The tolerance of the Arian tribes towards other religions resulted in entirely distinct Arian and Trinitarian systems of churches and bishops in the previous Western Empire. 

Although the Arian Germanic tribes were generally tolerant towards Nicene Christians, the Vandals in North Africa tried to force their Arian beliefs on their North African Nicene subjects, exiling Nicene clergy, dissolving monasteries, and exercising heavy pressure on non-conforming Nicene Christians. This matter will become important when we read of Emperor Justinian’s efforts in the sixth century to regain control of the Western Empire, for the first ‘barbarian’ nation that he attacked was the Vandals.

The Roman Church became stronger.

Actually, instead of perishing, the Church in Rome grew in strength after the ‘barbarians’ wrestled control of the western provinces from the original Graeco-Roman population (Britannica). The reasons include the following:

(A) The Church had a strong, centralized organization: The pope in Rome is the head of the Church.
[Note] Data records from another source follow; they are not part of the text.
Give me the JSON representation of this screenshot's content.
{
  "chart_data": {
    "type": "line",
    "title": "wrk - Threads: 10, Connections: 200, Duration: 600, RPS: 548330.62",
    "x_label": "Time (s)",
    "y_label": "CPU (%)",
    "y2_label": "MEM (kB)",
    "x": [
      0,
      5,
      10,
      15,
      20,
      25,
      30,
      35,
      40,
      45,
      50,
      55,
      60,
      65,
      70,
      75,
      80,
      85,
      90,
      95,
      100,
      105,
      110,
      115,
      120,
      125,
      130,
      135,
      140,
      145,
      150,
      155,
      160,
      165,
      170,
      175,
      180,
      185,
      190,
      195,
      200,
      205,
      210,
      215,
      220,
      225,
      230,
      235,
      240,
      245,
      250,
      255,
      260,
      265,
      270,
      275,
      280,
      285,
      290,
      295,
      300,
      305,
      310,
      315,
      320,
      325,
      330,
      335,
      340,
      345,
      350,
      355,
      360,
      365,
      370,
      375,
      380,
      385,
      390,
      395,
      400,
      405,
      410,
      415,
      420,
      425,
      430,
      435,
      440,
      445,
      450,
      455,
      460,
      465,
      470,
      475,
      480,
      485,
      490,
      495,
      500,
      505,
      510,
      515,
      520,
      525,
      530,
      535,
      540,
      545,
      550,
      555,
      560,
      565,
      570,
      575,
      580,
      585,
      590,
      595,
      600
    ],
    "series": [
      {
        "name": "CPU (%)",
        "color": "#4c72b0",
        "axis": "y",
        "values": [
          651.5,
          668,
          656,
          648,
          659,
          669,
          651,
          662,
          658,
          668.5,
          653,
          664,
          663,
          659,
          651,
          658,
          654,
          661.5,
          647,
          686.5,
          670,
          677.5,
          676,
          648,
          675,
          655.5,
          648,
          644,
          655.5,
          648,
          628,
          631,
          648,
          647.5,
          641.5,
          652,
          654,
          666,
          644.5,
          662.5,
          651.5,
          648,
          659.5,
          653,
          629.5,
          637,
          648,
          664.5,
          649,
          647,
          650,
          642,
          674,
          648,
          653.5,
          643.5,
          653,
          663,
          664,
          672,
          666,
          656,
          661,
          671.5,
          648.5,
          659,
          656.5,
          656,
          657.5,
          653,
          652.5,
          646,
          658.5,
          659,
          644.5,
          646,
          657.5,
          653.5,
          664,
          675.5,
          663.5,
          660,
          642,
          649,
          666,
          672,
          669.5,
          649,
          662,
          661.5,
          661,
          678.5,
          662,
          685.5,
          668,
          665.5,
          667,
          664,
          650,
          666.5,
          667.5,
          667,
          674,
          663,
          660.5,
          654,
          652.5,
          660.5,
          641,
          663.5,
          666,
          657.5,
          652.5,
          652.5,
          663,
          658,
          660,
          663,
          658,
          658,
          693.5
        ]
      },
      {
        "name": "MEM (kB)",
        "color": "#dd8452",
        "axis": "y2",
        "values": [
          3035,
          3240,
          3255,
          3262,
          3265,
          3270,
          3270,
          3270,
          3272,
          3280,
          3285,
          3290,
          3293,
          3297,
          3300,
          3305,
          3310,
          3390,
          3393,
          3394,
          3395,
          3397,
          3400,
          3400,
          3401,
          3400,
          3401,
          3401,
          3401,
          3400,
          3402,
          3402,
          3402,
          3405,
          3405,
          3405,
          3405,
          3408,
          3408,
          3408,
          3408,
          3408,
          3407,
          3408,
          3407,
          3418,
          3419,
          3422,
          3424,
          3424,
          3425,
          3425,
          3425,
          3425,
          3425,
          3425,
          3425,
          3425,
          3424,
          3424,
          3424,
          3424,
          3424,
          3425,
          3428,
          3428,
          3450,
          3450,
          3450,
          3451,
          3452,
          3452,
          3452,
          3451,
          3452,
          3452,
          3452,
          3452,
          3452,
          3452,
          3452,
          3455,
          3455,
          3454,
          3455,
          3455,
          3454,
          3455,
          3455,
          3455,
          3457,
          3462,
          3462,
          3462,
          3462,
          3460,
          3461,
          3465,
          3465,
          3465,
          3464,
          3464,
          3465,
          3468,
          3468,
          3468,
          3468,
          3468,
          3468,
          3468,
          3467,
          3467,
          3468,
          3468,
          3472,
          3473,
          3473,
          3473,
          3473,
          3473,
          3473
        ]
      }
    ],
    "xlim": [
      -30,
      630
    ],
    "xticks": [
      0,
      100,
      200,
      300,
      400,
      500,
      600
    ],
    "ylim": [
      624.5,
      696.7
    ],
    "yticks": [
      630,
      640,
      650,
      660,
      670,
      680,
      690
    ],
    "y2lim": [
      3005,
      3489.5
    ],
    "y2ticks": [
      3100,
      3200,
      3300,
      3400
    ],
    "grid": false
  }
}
All clergy, including bishops and priests, fell under his authority. Bishops supervised priests; the lowest-ranking members of the clergy. For most people, local priests served as the main contact with the Church.

(B) At the same time, after the fall of the Western Roman Empire, there was no single state or government that united all people who lived on the European continent. The transformation of the Western Roman Empire in the fifth century was a time of great political chaos and warfare and the well-organized church became the only stabilizing force. As secular governments came and went, the Papacy remained. The church was a stable force during an era of constant warfare and political turmoil.

(C) The Church also bonded people together. It gave a sense of communal identity. At the local level, the village church was a unifying force in the lives of most people. It served as a religious and social center. Religious holidays, especially Christmas and Easter, were occasions for festive celebrations.

Arians converted to the Roman Church.

One consequence of the growing strength of the Roman Church was that the Germanic peoples converted to the Trinity doctrine, rather than to Arianism. The Franks were the first to convert.

The Franks and the Anglo-Saxons also were Germanic peoples but never were Arians. They entered the Western Roman Empire as Pagans.

The Franks were the first to convert. In 496, Clovis, king of the Franks, converted to Nicene Christianity—as opposed to the Arianism of most other Germanic tribes. Consequently, sometime between 496 and 508, Clovis I forcibly converted the Franks to Christianity. (So much for religious freedom!) This led to widespread conversion among the Frankish peoples across what is now modern-day France, Belgium, and Germany.

Æthelberht of Kent did the same for the Anglo-Saxons (see also Christianity in Gaul and Christianisation of Anglo-Saxon England). 

Visigothic Spain was Arian until 589. 

The Lombards were Arians until the 7th century.

CONCLUSIONS

The religious preferences of the Roman Emperors determined the Christology of the church. The current article refers to the roles which Constantine and Theodosius played. As the next article will show, in the sixth century, Emperor Justinian gave Arianism a death wound and it died during the subsequent Byzantine Papacy. The fact that the church today is dominated by the Trinity doctrine is the direct result of decisions taken by Roman Emperors.